Unbeknownst to Lance and his parents, Boundary County Prosecutor Denise Woodbury had filed a motion of perjury against Lance January 28, 1999, for statements that he made during the hearing of January 6. “Harley Raymond Lance did wilfully(sic) and contrary to the oath that he would testify truly, state as true material matter, to wit: that he did not check into the Kootenai Valley Motel on or about April 24, 1998, which he well knew to be false, a violation of I.C. 18-5401, a felony,” Woodbury's motion dated January 28, 1999, stated.

According to over 200 years of American jurisprudence, the burden of proof lies with the prosecutor of crime(s). Woodbury has determined that Lance's statement that he never checked into the Kootenai Valley Inn is perjury although neither her office, nor the Boundary County Sheriff's Department has ever produced one legitimate piece of evidence that proves he did, indeed, check into that hotel room where the large quantities of drugs were allegedly found.

When Lance appeared for his presentencing hearing February 19, he was arrested for the perjury charge and sentencing was delayed to June 19. At sentencing, after the perjury had been rendered moot through plea bargain and time served, Judge Michaud arbitrarily reinstated the possession charges and sentenced him accordingly.

Lance's incarceration chronology

Lance was initially arrested April 25, 1998. He made a deal with his ex-wife Diana who posted bail in exchange for his signature on a quit claim for their community property.

After his release in Boundary County, Lance continued on to Libby where Diana had him arrested again for what appears to be getting mad at her on the phone when he attempted to talk to his daughter and wish her a happy birthday.

Diana then paid A-Z Bail Bonds of Sandpoint $500 and revoked the bond she had traded the quit claim for -- a dirty trick in anybody's book.

A friend of Lance posted his bail. According to Robert Lance, his son waited over an hour to be released after making bail. Then, as he was leaving the jail, a rusty knife was shoved into his hand and outside the door two representatives from A-Z Bail Bonds was waiting to rearrest him. “He immediately threw the knife down and the man tackled him to the ground and scraped his face in the gravel giving him a concussion. Rocks were imbedded in his eyes and to this day he is nearly blind in one eye,” said Robert Lance.

Lance was immediately rearrested on or about May 1, 1998, and bail was increased from $16,000 to $30,000. Robert Lance paid $5,000 cash and posted a note against his farm for $35,000.

Lance was free until he was arrested for what Woodbury had decided was perjury regarding his testimony that he had not rented a room at the Kootenai Valley Inn. Lance was incarcerated from February 19 forward and will be slowly making his way to a state institution in Boise to serve out his sentence for being at the wrong place at the wrong time in Boundary County.

Court sanctioned theft

When Lance was originally arrested, he had on him $1,108 that has been directly attributed to the sale of a vehicle and is not connected in any way to drugs.

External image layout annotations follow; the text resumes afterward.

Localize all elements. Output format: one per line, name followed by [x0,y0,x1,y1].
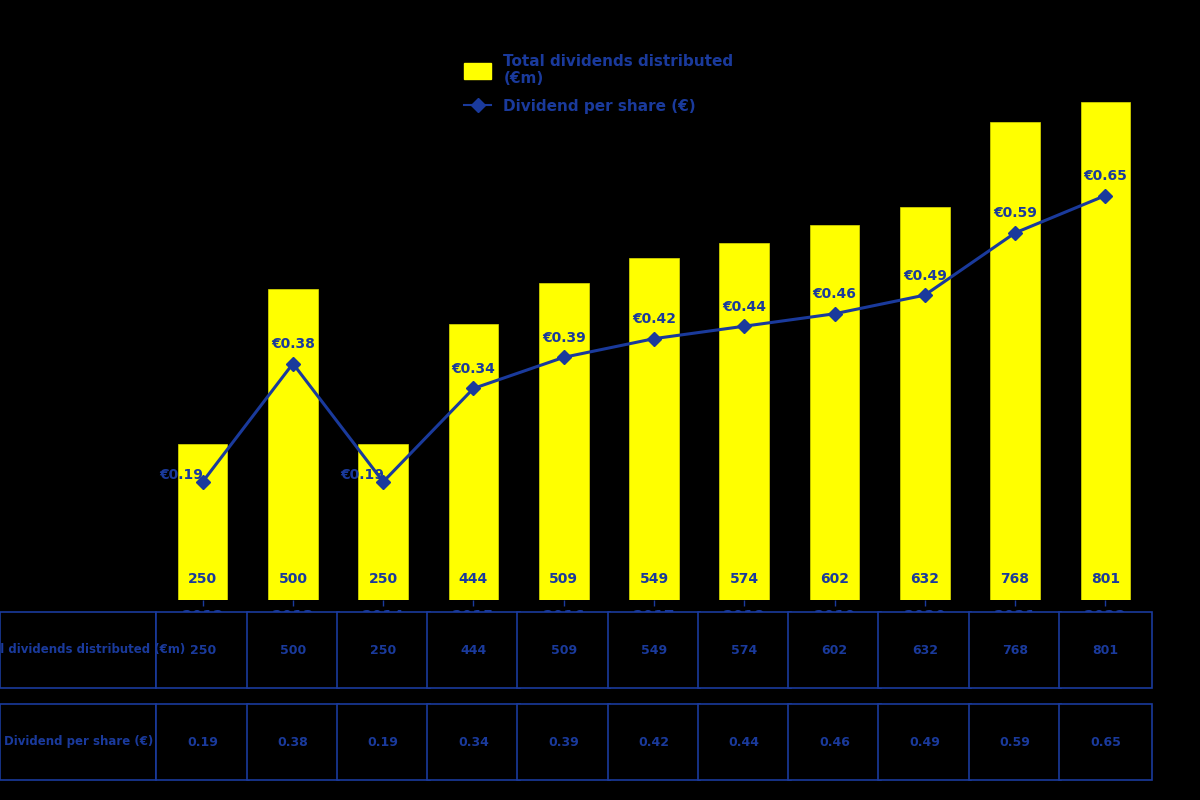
Text: 0.65: 0.65 [1090,735,1121,749]
Text: 0.44: 0.44 [728,735,760,749]
Bar [810,226,859,600]
Bar [878,704,971,780]
Text: 549: 549 [641,643,667,657]
Bar [268,289,318,600]
Bar [968,704,1062,780]
Bar [720,243,769,600]
Text: 500: 500 [278,572,307,586]
Bar [968,612,1062,688]
Text: 768: 768 [1001,572,1030,586]
Bar [359,445,408,600]
Bar [246,612,340,688]
Bar [449,324,498,600]
Bar [156,612,250,688]
Bar [517,612,610,688]
Text: 574: 574 [731,643,757,657]
Text: 0.39: 0.39 [548,735,580,749]
Bar [427,612,520,688]
Bar [0,612,156,688]
Text: Dividend per share (€): Dividend per share (€) [4,735,152,749]
Text: 549: 549 [640,572,668,586]
Text: 801: 801 [1091,572,1120,586]
Text: Total dividends distributed (€m): Total dividends distributed (€m) [0,643,185,657]
Text: 509: 509 [551,643,577,657]
Text: 250: 250 [188,572,217,586]
Text: €0.19: €0.19 [160,468,203,482]
Text: €0.49: €0.49 [902,269,947,282]
Bar [878,612,971,688]
Bar [539,283,588,600]
Text: 0.19: 0.19 [187,735,218,749]
Text: 0.38: 0.38 [277,735,308,749]
Bar [0,704,156,780]
Bar [156,704,250,780]
Text: €0.44: €0.44 [722,300,767,314]
Text: 250: 250 [368,572,397,586]
Text: 801: 801 [1092,643,1118,657]
Text: 500: 500 [280,643,306,657]
Text: €0.42: €0.42 [632,312,676,326]
Bar [788,704,881,780]
Bar [990,122,1040,600]
Text: 632: 632 [911,572,940,586]
Text: 632: 632 [912,643,937,657]
Text: €0.46: €0.46 [812,287,857,302]
Bar [698,704,791,780]
Bar [1080,102,1130,600]
Text: 602: 602 [822,643,847,657]
Bar [337,612,430,688]
Bar [607,704,701,780]
Bar [788,612,881,688]
Text: €0.38: €0.38 [271,337,314,351]
Text: €0.19: €0.19 [340,468,384,482]
Bar [178,445,228,600]
Text: €0.34: €0.34 [451,362,496,376]
Text: 0.59: 0.59 [1000,735,1031,749]
Bar [698,612,791,688]
Text: €0.65: €0.65 [1084,169,1127,183]
Text: 444: 444 [458,572,488,586]
Bar [337,704,430,780]
Text: 0.49: 0.49 [910,735,941,749]
Text: 0.19: 0.19 [367,735,398,749]
Bar [1058,704,1152,780]
Text: 0.46: 0.46 [820,735,850,749]
Bar [607,612,701,688]
Text: 444: 444 [461,643,486,657]
Text: 250: 250 [370,643,396,657]
Text: 602: 602 [820,572,850,586]
Text: 768: 768 [1002,643,1028,657]
Bar [517,704,610,780]
Bar [427,704,520,780]
Bar [246,704,340,780]
Text: 250: 250 [190,643,216,657]
Bar [1058,612,1152,688]
Legend: Total dividends distributed
(€m), Dividend per share (€): Total dividends distributed (€m), Divide… [457,48,739,121]
Bar [900,206,949,600]
Text: 509: 509 [550,572,578,586]
Text: 574: 574 [730,572,758,586]
Bar [629,258,679,600]
Text: 0.42: 0.42 [638,735,670,749]
Text: €0.59: €0.59 [994,206,1037,221]
Text: 0.34: 0.34 [458,735,488,749]
Text: €0.39: €0.39 [542,331,586,345]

The money appears on the inventory list of Lance's personal effects. According to the Lances, Boundary County prosecutors have been trying to get their hands on that money since day one, but have not been able to do so.

The day after Lance had been sentenced, Denise Woodbury filed a motion to request a trial date so that the county could perhaps steal Lance's money while he was imprisoned and unable to defend himself.

The motion specifies the civil forfeiture of “ONE THOUSAND ONE HUNDRED EIGHT DOLLARS ($1,108) UNITED STATES CURRENCY”

The motion further states the plaintiff's (Denise Woodbury's) lack of interest that the money question be argued before a jury and that, “Plaintiff does not believe that mediation is an appropriate alternative for dispute resolution in this civil forfeiture matter.”

The trial date has been set for October 7, 1999.

In the mean time, Lance prepares for his appeal while sentenced to serve 2-6 years for being convicted of a crimes that had been dismissed in a mistrial.